Мало-помалу у Брянцева собирались и накапливались сведения о погибшей.

— Тоскливо мне стало вчера. Все дорожает да и от сына — ни письма, ни телеграммы. Легла спать, а глаза хоть зашивай. Вертелась, вертелась и вдруг вспомнила: вчера ведро картошки купила, а она так и стоит в прихожей. Обругана я себя, что ж, мол, я дура старая делаю. Завянет картошка-то. На балкон ее надо вынести, там все попрохладнее. Поднялась, а заполночь уже. Накинула халат и в прихожую.

Только зажгла свет, слышу шаги по лестнице. Дошел кто-то до нашей площадки и остановился. Потом, видно, звонить в дверь Елены Ионовны начал.

Я от удивления замерла. Слышу, замок щелкнул и голосок Елены Ионовны: «Проходите. Проходите, пожалуйста…»

Я только головой покачала. Думаю: вот тебе на, она, оказывается, ночных гостей привечает. Ну и ну!..

А минуты бегут. Я же стою, как столб, и только головой качаю. И тут из квартиры Елены Ионовны крик, похожий на вопль, раздался. Жуткий такой, страшный.

Перепугалась я. Кинулась к себе в спальню, забилась под одеяло и дрожу. Все у меня ходуном ходит, — не могу успокоиться. А в ушах крик этот дикий и «Проходите, пожалуйста…» стоит.

Сколько времени так прошло не знаю. Только отлежалась, перестала дрожать и на цыпочках опять в прихожую. Прислушалась. Тишина. Какая-то не то тревожная, не то мертвая тишина… И тут меня осенило: позвонить ей по телефону. Бегу к аппарату, зажигаю свет, набираю номер. Одни стылые, равнодушные, длинные гудки. Я набираю по-новому: опять гудки. А я уже чую: беда у Елены Ионовны.

Бросила я трубку. И сама не знаю, как решилась, как насмелилась. Но только выскочила я на лестничную площадку, смотрю, а дверь-то к ней не заперта. Прикрыта, но не заперта. Ну, я и шагнула через порог.

Квартиру я хорошо знаю: два раза в неделю прибиралась в ней. За плату, конечно. Шагнула я в комнату, включила свет и обмерла. Выскочила на площадку, кричу, стучу в двери, народ бужу. А уж потом по 02 позвонила.

— Что и говорить, натерпелись вы страха, — посочувствовал Брянцев.

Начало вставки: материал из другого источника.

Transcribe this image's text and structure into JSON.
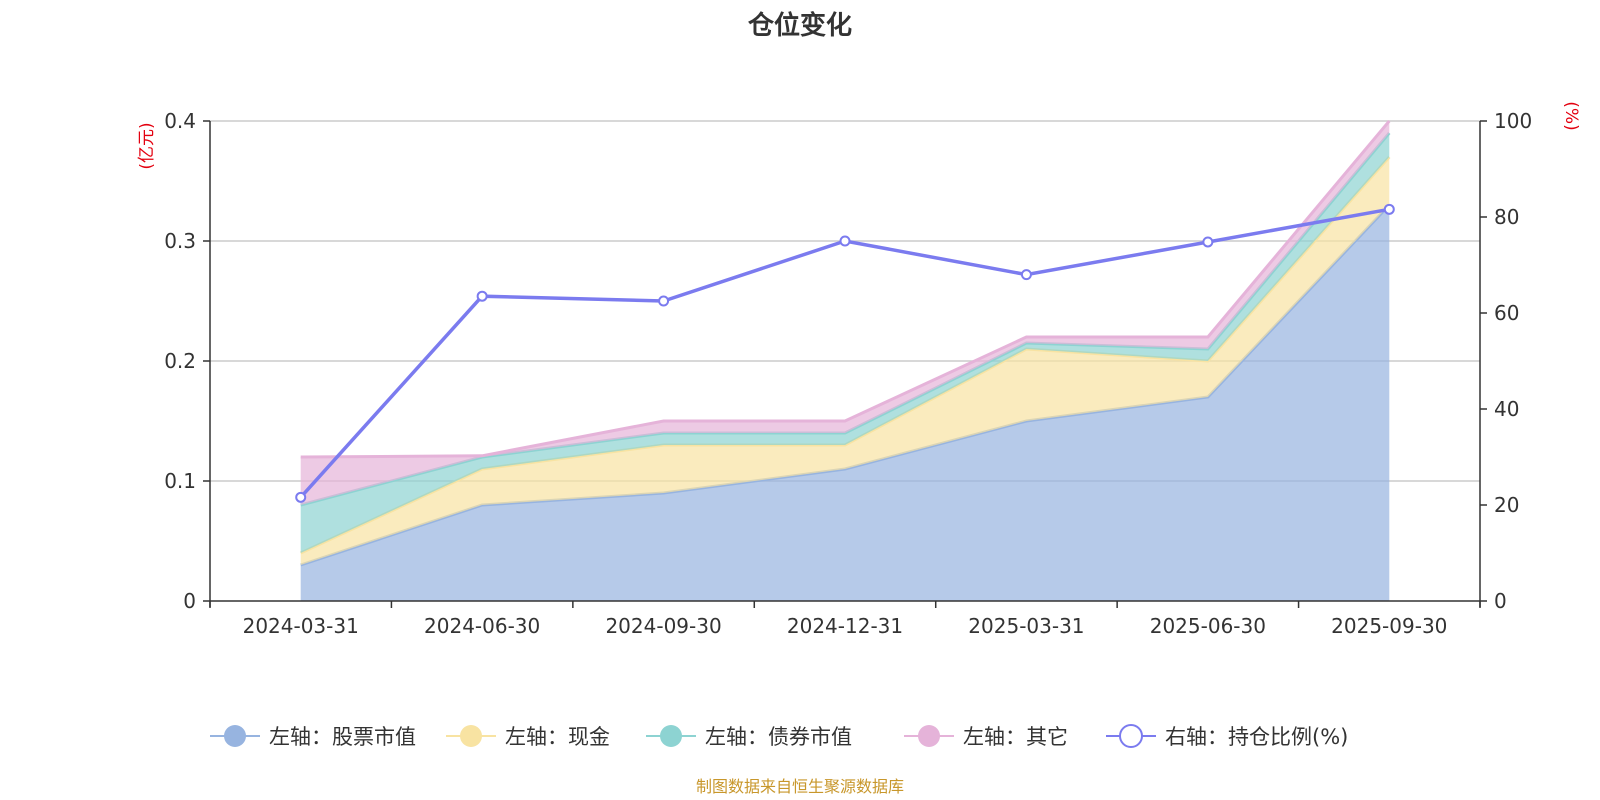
{
  "chart_data": {
    "type": "area",
    "title": "仓位变化",
    "categories": [
      "2024-03-31",
      "2024-06-30",
      "2024-09-30",
      "2024-12-31",
      "2025-03-31",
      "2025-06-30",
      "2025-09-30"
    ],
    "left_axis": {
      "unit": "(亿元)",
      "ylim": [
        0,
        0.4
      ],
      "ticks": [
        "0",
        "0.1",
        "0.2",
        "0.3",
        "0.4"
      ],
      "tick_values": [
        0,
        0.1,
        0.2,
        0.3,
        0.4
      ]
    },
    "right_axis": {
      "unit": "(%)",
      "ylim": [
        0,
        100
      ],
      "ticks": [
        "0",
        "20",
        "40",
        "60",
        "80",
        "100"
      ],
      "tick_values": [
        0,
        20,
        40,
        60,
        80,
        100
      ]
    },
    "stacked_series": [
      {
        "name": "左轴：股票市值",
        "color": "#97b4e0",
        "values": [
          0.03,
          0.08,
          0.09,
          0.11,
          0.15,
          0.17,
          0.33
        ]
      },
      {
        "name": "左轴：现金",
        "color": "#f8e3a2",
        "values": [
          0.01,
          0.03,
          0.04,
          0.02,
          0.06,
          0.03,
          0.04
        ]
      },
      {
        "name": "左轴：债券市值",
        "color": "#8dd3d2",
        "values": [
          0.04,
          0.01,
          0.01,
          0.01,
          0.005,
          0.01,
          0.02
        ]
      },
      {
        "name": "左轴：其它",
        "color": "#e5b3d9",
        "values": [
          0.04,
          0.001,
          0.01,
          0.01,
          0.005,
          0.01,
          0.01
        ]
      }
    ],
    "line_series": {
      "name": "右轴：持仓比例(%)",
      "color": "#7b7bef",
      "values": [
        21.6,
        63.5,
        62.5,
        75.0,
        68.0,
        74.8,
        81.6
      ]
    },
    "grid": true,
    "legend_position": "bottom"
  },
  "source": "制图数据来自恒生聚源数据库"
}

— А я вот о чем думаю: предчувствовала она конец свой. Дней пять тому назад, ни с того, ни с сего, завещание написала и к нотариусу отнесла.

Завещание… Вон оно что! Эта новость была, пожалуй, важной. Даже очень важной!

Для приличия он еще посидел минут пять со словоохотливой женщиной и распрощался.